He might have added that, but for the need for money, he would long since have dropped his association with Alfred Cartwright, though Cartwright’s name stood very high in certain circles of the City of London. They had been at school together, though in that period there had been no very great friendship between them. And Cartwright was marked out for success from the beginning. He inherited a considerable business when his father died, and he enlarged and improved upon it. He had taken up a hundred and one outside interests, and had made most of them pay. A few of them did not pay, and it was whispered that the losses upon his failures took a considerable slice of the balance that accrued from his successes.

They had met again when Maxell was a junior and Cartwright the defendant in a case which, had he lost, would have made him some thirty thousand pounds the poorer. When Maxell thought back upon that event, he had to confess that it was not a pleasant case, being one in which Cartwright had been charged with something which was tantamount to misrepresentation; and, although he had won, and won brilliantly, he had never felt any great pride in his achievement.

“No,” he said (the pauses were frequent and long), “I should hardly imagine that the Prime Minister loves me to that extent. In Parliament you have to be an uncomfortable quantity to be really successful. You must be strong enough to have a national following, and sufficiently independent to keep the Whips guessing. I am known as a safe man, and I hold a safe seat, which I couldn’t lose if I tried. That doesn’t make for promotion. Of course, I could have had an Under-Secretaryship for the asking, and that means a couple of thousand a year, but it also means that you last out the life of the administration in a subordinate capacity, and that, by the time you have made good, your party is in the cold shade of opposition, and there are no jobs going.”

He shook his head, and returned immediately to the question of the missing reef, as though he wished to take the subject from his own personal affairs.

“You say that it would cost us a lot of money if the reef was proved,” he said. “Isn’t it costing us a lot now?”

Cartwright hesitated.

“Yes, it is. As a matter of fact,” he confessed, “the actual reef is costing nothing, or next to nothing, because El Mograb is helping me. In our own business—that is to say, in the Syndicate—our expenses are more or less small; but I am doing a little independent buying, and that has meant the spending of money. I am taking up all the ground to the south of the Angera—a pretty expensive business.”

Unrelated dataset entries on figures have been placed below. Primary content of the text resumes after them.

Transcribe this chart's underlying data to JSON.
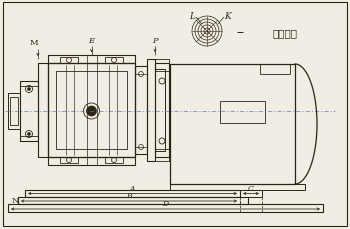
{
  "bg_color": "#f2ede4",
  "line_color": "#2a2515",
  "dim_color": "#2a2515",
  "title_text": "吸排气口",
  "label_M": "M",
  "label_E": "E",
  "label_P": "P",
  "label_N": "N",
  "label_A": "A",
  "label_B": "B",
  "label_D": "D",
  "label_C": "C",
  "label_L": "L",
  "label_K": "K",
  "figsize": [
    3.5,
    2.3
  ],
  "dpi": 100
}
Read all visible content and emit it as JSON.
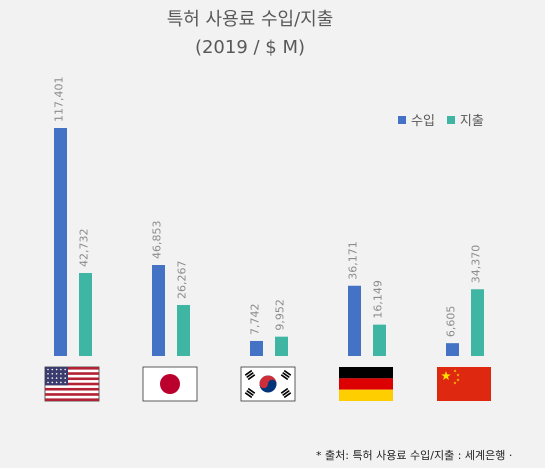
{
  "title": "특허 사용료 수입/지출",
  "subtitle": "(2019 / $ M)",
  "source_note": "* 출처: 특허 사용료 수입/지출 : 세계은행 ·",
  "colors": {
    "import": "#4472c4",
    "export": "#3fb5a3",
    "label": "#8c8c8c"
  },
  "chart_data": {
    "type": "bar",
    "title": "특허 사용료 수입/지출",
    "subtitle": "(2019 / $ M)",
    "categories": [
      "US-flag",
      "JP-flag",
      "KR-flag",
      "DE-flag",
      "CN-flag"
    ],
    "series": [
      {
        "name": "수입",
        "values": [
          117401,
          46853,
          7742,
          36171,
          6605
        ],
        "labels": [
          "117,401",
          "46,853",
          "7,742",
          "36,171",
          "6,605"
        ]
      },
      {
        "name": "지출",
        "values": [
          42732,
          26267,
          9952,
          16149,
          34370
        ],
        "labels": [
          "42,732",
          "26,267",
          "9,952",
          "16,149",
          "34,370"
        ]
      }
    ],
    "ylim": [
      0,
      117401
    ],
    "legend": "top-right",
    "grid": false
  }
}
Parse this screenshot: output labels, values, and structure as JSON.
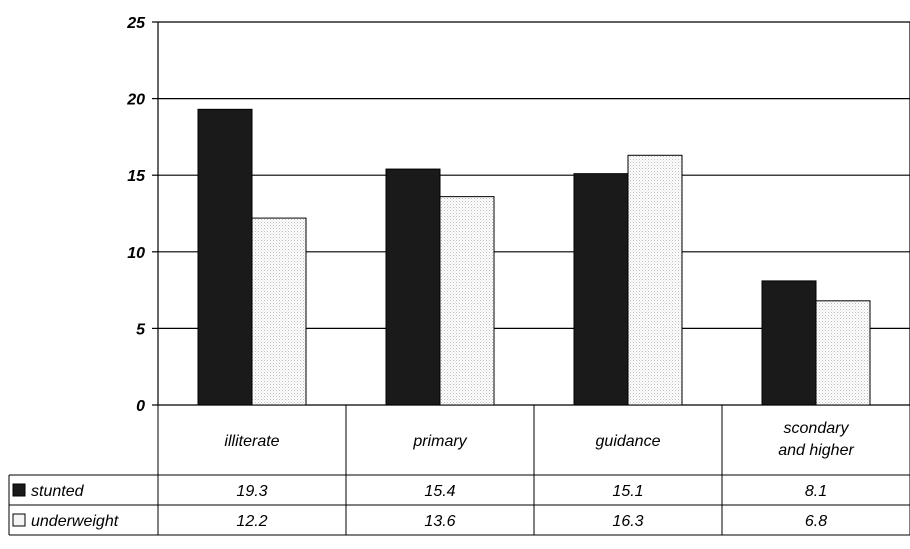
{
  "chart_data": {
    "type": "bar",
    "categories": [
      "illiterate",
      "primary",
      "guidance",
      "scondary and higher"
    ],
    "series": [
      {
        "name": "stunted",
        "values": [
          19.3,
          15.4,
          15.1,
          8.1
        ],
        "color": "#1a1a1a",
        "marker": "■"
      },
      {
        "name": "underweight",
        "values": [
          12.2,
          13.6,
          16.3,
          6.8
        ],
        "color": "#f4f4f4",
        "marker": "□"
      }
    ],
    "ylim": [
      0,
      25
    ],
    "yticks": [
      "0",
      "5",
      "10",
      "15",
      "20",
      "25"
    ],
    "grid": true,
    "legend": "data-table",
    "data_table": {
      "rows": [
        {
          "label": "stunted",
          "cells": [
            "19.3",
            "15.4",
            "15.1",
            "8.1"
          ]
        },
        {
          "label": "underweight",
          "cells": [
            "12.2",
            "13.6",
            "16.3",
            "6.8"
          ]
        }
      ]
    }
  }
}
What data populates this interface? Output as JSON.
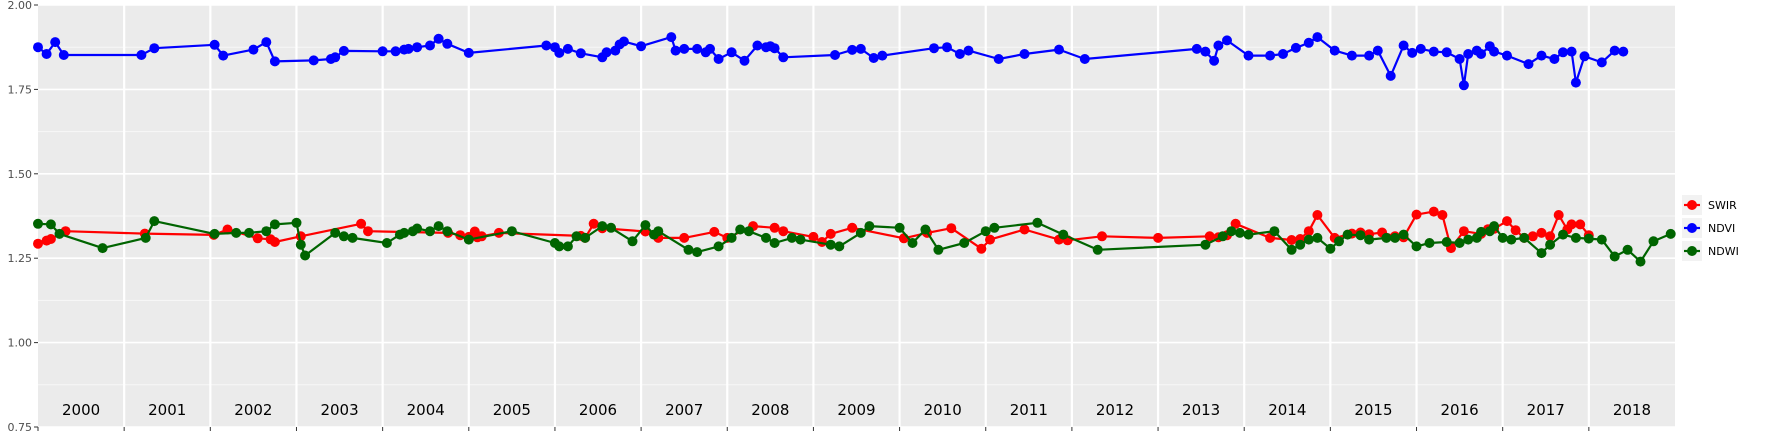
{
  "chart_data": {
    "type": "line",
    "title": "",
    "xlabel": "",
    "ylabel": "",
    "xlim": [
      2000.0,
      2019.0
    ],
    "ylim": [
      0.75,
      2.0
    ],
    "y_ticks": [
      "0.75",
      "1.00",
      "1.25",
      "1.50",
      "1.75",
      "2.00"
    ],
    "year_labels": [
      "2000",
      "2001",
      "2002",
      "2003",
      "2004",
      "2005",
      "2006",
      "2007",
      "2008",
      "2009",
      "2010",
      "2011",
      "2012",
      "2013",
      "2014",
      "2015",
      "2016",
      "2017",
      "2018"
    ],
    "grid": true,
    "legend_position": "right",
    "series": [
      {
        "name": "SWIR",
        "color": "#ff0000",
        "x": [
          2000.0,
          2000.1,
          2000.15,
          2000.32,
          2001.24,
          2002.04,
          2002.2,
          2002.55,
          2002.7,
          2002.75,
          2003.05,
          2003.75,
          2003.83,
          2004.76,
          2004.9,
          2005.0,
          2005.07,
          2005.1,
          2005.15,
          2005.35,
          2006.3,
          2006.35,
          2006.45,
          2006.55,
          2007.05,
          2007.2,
          2007.5,
          2007.85,
          2008.0,
          2008.3,
          2008.55,
          2008.65,
          2009.0,
          2009.1,
          2009.2,
          2009.45,
          2010.05,
          2010.32,
          2010.6,
          2010.95,
          2011.05,
          2011.45,
          2011.85,
          2011.95,
          2012.35,
          2013.0,
          2013.6,
          2013.7,
          2013.8,
          2013.9,
          2014.3,
          2014.55,
          2014.65,
          2014.75,
          2014.85,
          2015.05,
          2015.25,
          2015.35,
          2015.45,
          2015.6,
          2015.75,
          2015.85,
          2016.0,
          2016.2,
          2016.3,
          2016.4,
          2016.55,
          2016.75,
          2016.83,
          2016.9,
          2017.05,
          2017.15,
          2017.25,
          2017.35,
          2017.45,
          2017.55,
          2017.65,
          2017.75,
          2017.8,
          2017.9,
          2018.0
        ],
        "y": [
          1.293,
          1.302,
          1.307,
          1.33,
          1.323,
          1.319,
          1.335,
          1.309,
          1.306,
          1.298,
          1.315,
          1.352,
          1.33,
          1.325,
          1.318,
          1.313,
          1.329,
          1.312,
          1.315,
          1.325,
          1.316,
          1.31,
          1.352,
          1.339,
          1.329,
          1.31,
          1.31,
          1.328,
          1.31,
          1.345,
          1.34,
          1.33,
          1.313,
          1.298,
          1.322,
          1.34,
          1.309,
          1.325,
          1.339,
          1.278,
          1.305,
          1.335,
          1.305,
          1.303,
          1.315,
          1.31,
          1.315,
          1.312,
          1.318,
          1.352,
          1.31,
          1.304,
          1.307,
          1.33,
          1.378,
          1.31,
          1.323,
          1.326,
          1.321,
          1.326,
          1.315,
          1.312,
          1.379,
          1.388,
          1.378,
          1.28,
          1.33,
          1.322,
          1.336,
          1.337,
          1.36,
          1.333,
          1.31,
          1.315,
          1.325,
          1.315,
          1.378,
          1.335,
          1.35,
          1.35,
          1.318
        ]
      },
      {
        "name": "NDVI",
        "color": "#0000ff",
        "x": [
          2000.0,
          2000.1,
          2000.2,
          2000.3,
          2001.2,
          2001.35,
          2002.05,
          2002.15,
          2002.5,
          2002.65,
          2002.75,
          2003.2,
          2003.4,
          2003.45,
          2003.55,
          2004.0,
          2004.15,
          2004.25,
          2004.3,
          2004.4,
          2004.55,
          2004.65,
          2004.75,
          2005.0,
          2005.9,
          2006.0,
          2006.05,
          2006.15,
          2006.3,
          2006.55,
          2006.6,
          2006.7,
          2006.75,
          2006.8,
          2007.0,
          2007.35,
          2007.4,
          2007.5,
          2007.65,
          2007.75,
          2007.8,
          2007.9,
          2008.05,
          2008.2,
          2008.35,
          2008.45,
          2008.5,
          2008.55,
          2008.65,
          2009.25,
          2009.45,
          2009.55,
          2009.7,
          2009.8,
          2010.4,
          2010.55,
          2010.7,
          2010.8,
          2011.15,
          2011.45,
          2011.85,
          2012.15,
          2013.45,
          2013.55,
          2013.65,
          2013.7,
          2013.8,
          2014.05,
          2014.3,
          2014.45,
          2014.6,
          2014.75,
          2014.85,
          2015.05,
          2015.25,
          2015.45,
          2015.55,
          2015.7,
          2015.85,
          2015.95,
          2016.05,
          2016.2,
          2016.35,
          2016.5,
          2016.55,
          2016.6,
          2016.7,
          2016.75,
          2016.85,
          2016.9,
          2017.05,
          2017.3,
          2017.45,
          2017.6,
          2017.7,
          2017.8,
          2017.85,
          2017.95,
          2018.15,
          2018.3,
          2018.4
        ],
        "y": [
          1.875,
          1.855,
          1.89,
          1.852,
          1.852,
          1.872,
          1.882,
          1.85,
          1.868,
          1.89,
          1.833,
          1.836,
          1.84,
          1.845,
          1.864,
          1.863,
          1.863,
          1.868,
          1.87,
          1.875,
          1.88,
          1.9,
          1.885,
          1.858,
          1.88,
          1.875,
          1.858,
          1.87,
          1.857,
          1.845,
          1.86,
          1.865,
          1.883,
          1.892,
          1.878,
          1.905,
          1.865,
          1.87,
          1.87,
          1.86,
          1.87,
          1.84,
          1.86,
          1.835,
          1.88,
          1.875,
          1.878,
          1.872,
          1.845,
          1.852,
          1.867,
          1.87,
          1.843,
          1.85,
          1.872,
          1.875,
          1.855,
          1.865,
          1.84,
          1.855,
          1.868,
          1.84,
          1.87,
          1.862,
          1.835,
          1.88,
          1.895,
          1.85,
          1.85,
          1.855,
          1.873,
          1.888,
          1.905,
          1.865,
          1.85,
          1.85,
          1.865,
          1.79,
          1.88,
          1.858,
          1.87,
          1.862,
          1.86,
          1.84,
          1.762,
          1.855,
          1.865,
          1.855,
          1.878,
          1.862,
          1.85,
          1.825,
          1.85,
          1.84,
          1.86,
          1.862,
          1.77,
          1.848,
          1.83,
          1.865,
          1.862
        ]
      },
      {
        "name": "NDWI",
        "color": "#006400",
        "x": [
          2000.0,
          2000.15,
          2000.25,
          2000.75,
          2001.25,
          2001.35,
          2002.05,
          2002.3,
          2002.45,
          2002.65,
          2002.75,
          2003.0,
          2003.05,
          2003.1,
          2003.45,
          2003.55,
          2003.65,
          2004.05,
          2004.2,
          2004.25,
          2004.35,
          2004.4,
          2004.55,
          2004.65,
          2004.75,
          2005.0,
          2005.5,
          2006.0,
          2006.05,
          2006.15,
          2006.25,
          2006.35,
          2006.55,
          2006.65,
          2006.9,
          2007.05,
          2007.15,
          2007.2,
          2007.55,
          2007.65,
          2007.9,
          2008.05,
          2008.15,
          2008.25,
          2008.45,
          2008.55,
          2008.75,
          2008.85,
          2009.2,
          2009.3,
          2009.55,
          2009.65,
          2010.0,
          2010.15,
          2010.3,
          2010.45,
          2010.75,
          2011.0,
          2011.1,
          2011.6,
          2011.9,
          2012.3,
          2013.55,
          2013.75,
          2013.85,
          2013.95,
          2014.05,
          2014.35,
          2014.55,
          2014.65,
          2014.75,
          2014.85,
          2015.0,
          2015.1,
          2015.2,
          2015.35,
          2015.45,
          2015.65,
          2015.75,
          2015.85,
          2016.0,
          2016.15,
          2016.35,
          2016.5,
          2016.6,
          2016.7,
          2016.75,
          2016.85,
          2016.9,
          2017.0,
          2017.1,
          2017.25,
          2017.45,
          2017.55,
          2017.7,
          2017.85,
          2018.0,
          2018.15,
          2018.3,
          2018.45,
          2018.6,
          2018.75,
          2018.95
        ],
        "y": [
          1.352,
          1.35,
          1.322,
          1.28,
          1.31,
          1.36,
          1.322,
          1.325,
          1.325,
          1.33,
          1.35,
          1.355,
          1.29,
          1.258,
          1.325,
          1.315,
          1.31,
          1.295,
          1.32,
          1.325,
          1.33,
          1.338,
          1.33,
          1.345,
          1.33,
          1.305,
          1.33,
          1.295,
          1.285,
          1.285,
          1.315,
          1.31,
          1.345,
          1.34,
          1.3,
          1.348,
          1.32,
          1.33,
          1.275,
          1.268,
          1.285,
          1.31,
          1.335,
          1.33,
          1.31,
          1.295,
          1.31,
          1.305,
          1.29,
          1.285,
          1.325,
          1.345,
          1.34,
          1.295,
          1.335,
          1.275,
          1.295,
          1.33,
          1.34,
          1.355,
          1.32,
          1.275,
          1.29,
          1.315,
          1.33,
          1.325,
          1.32,
          1.33,
          1.275,
          1.29,
          1.305,
          1.31,
          1.278,
          1.3,
          1.32,
          1.318,
          1.305,
          1.31,
          1.31,
          1.32,
          1.285,
          1.295,
          1.298,
          1.295,
          1.305,
          1.31,
          1.328,
          1.33,
          1.345,
          1.31,
          1.305,
          1.31,
          1.265,
          1.29,
          1.32,
          1.31,
          1.308,
          1.305,
          1.255,
          1.275,
          1.24,
          1.3,
          1.322
        ]
      }
    ]
  }
}
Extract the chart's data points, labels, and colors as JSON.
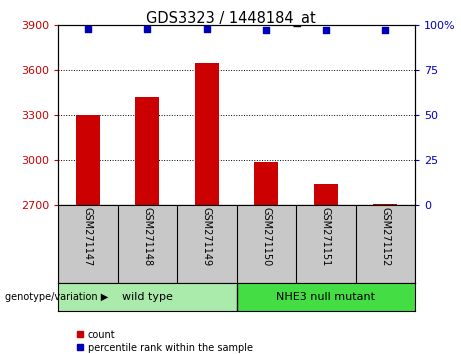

Maxell shifted uneasily in his chair.

“That is rather worrying me, you know, Cartwright,” he said; “your scheme is ever so much too ambitious. I was figuring it out this afternoon as I was sitting in my room, and I came to the conclusion that, if the scheme as you outlined it to me yesterday went through, it would mean your finding two millions.”

“Three,” corrected the other cheerfully, “but think what it means, Maxell! Supposing it went through. Supposing we struck a reef, and the reef continued, as I believe it will, through the country I am taking up! Why, it may mean a hundred millions to me!”